LINGUAGEM MÉDICA
CATÉTER, CATETER
Muito se tem polemizado sobre
a pronúncia da palavra cateter. Ca-té-ter
ou
ca-te-tér?
E, no caso da forma paroxítona, como seria o plural? Catéteres
ou
cateteres?
A palavra cateter já
existia em grego, com acento na última sílaba - kathetér
- e com o significado de algo que se introduz. Hipócrates
usou-a com o sentido de pessário[1] e Galeno
para designar instrumentos metálicos usados para esvaziar a bexiga.[2]
O fato do acento tônico
recair na última sílaba, em grego, tem servido de argumento
aos que defendem a forma oxítona em português. Do grego a
palavra passou para o latim, com recuo da sílaba tônica.

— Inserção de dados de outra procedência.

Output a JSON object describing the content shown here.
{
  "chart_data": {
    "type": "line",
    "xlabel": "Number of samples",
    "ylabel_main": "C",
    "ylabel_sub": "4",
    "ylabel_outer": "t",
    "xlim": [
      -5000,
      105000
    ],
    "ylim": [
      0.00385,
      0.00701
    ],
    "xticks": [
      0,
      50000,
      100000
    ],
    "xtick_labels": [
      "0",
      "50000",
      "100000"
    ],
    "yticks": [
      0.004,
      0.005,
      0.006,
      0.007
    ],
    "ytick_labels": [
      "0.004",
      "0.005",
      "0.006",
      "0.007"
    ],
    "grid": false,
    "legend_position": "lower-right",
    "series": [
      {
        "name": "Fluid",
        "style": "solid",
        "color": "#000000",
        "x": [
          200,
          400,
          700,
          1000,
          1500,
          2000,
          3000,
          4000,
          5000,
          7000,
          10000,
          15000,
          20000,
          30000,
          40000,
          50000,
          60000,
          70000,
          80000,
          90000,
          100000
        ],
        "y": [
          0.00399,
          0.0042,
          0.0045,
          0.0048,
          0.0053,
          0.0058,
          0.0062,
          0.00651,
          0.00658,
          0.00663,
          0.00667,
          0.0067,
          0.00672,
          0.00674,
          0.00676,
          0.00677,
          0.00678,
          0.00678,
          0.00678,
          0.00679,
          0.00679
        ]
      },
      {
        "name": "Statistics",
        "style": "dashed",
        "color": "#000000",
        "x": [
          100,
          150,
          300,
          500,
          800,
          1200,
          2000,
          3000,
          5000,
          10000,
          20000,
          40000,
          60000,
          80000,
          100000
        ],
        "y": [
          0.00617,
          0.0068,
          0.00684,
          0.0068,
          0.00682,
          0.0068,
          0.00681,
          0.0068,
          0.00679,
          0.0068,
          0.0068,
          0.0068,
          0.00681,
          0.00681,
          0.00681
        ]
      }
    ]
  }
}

"No que toca aos vocábulos
de procedência grega, discutem muitas vezes os mais doutos. Nasce
a divergência, em muitos casos, de ser tomada como padrão
ora a acentuação grega, ora a latina", diz o filólogo
Machado Filho.[3] Catéter é um exemplo
típico dessa dificuldade.
O latim foi usado até
o século XVIII nos escritos médicos e, desse modo, muitos
termos gregos sofreram alteração prosódica ao serem
a ele incorporados. É compreensível, portanto, que a acentuação
latina tenha predominado nas palavras que transitaram pelo latim, ao contrário
daquelas de formação erudita, oriundas diretamente do grego,
que conservaram, de maneira geral, o acento tônico original.
As opiniões, no entanto,
são discordantes. Ramiz Galvão assim se refere ao acento
tônico da palavra cateter: "Os dicionários acentuam
cathéter;
mas, sendo este uso geral entre os cientistas, e contrariando tal prosódia
abertamente a quantidade da raiz, deve ser preferido cathetér,
como se proviesse regularmente pelo acusativo latino - catheterem
- tal como clister". "Os substantivos portugueses de origem erudita terminados
em er e derivados de substantivos gregos com a terminação
ér,
êros
(exceção feita de charácter) são oxítonos
como clister, alter, masseter, ureter, etc."[4]
Cândido de Figueiredo,
a propósito de cateter e outros vocábulos de origem
grega, terminados em er, justifica a forma paroxítona lembrando
que "a prosódia não nos veio da Grécia; veio de Roma"...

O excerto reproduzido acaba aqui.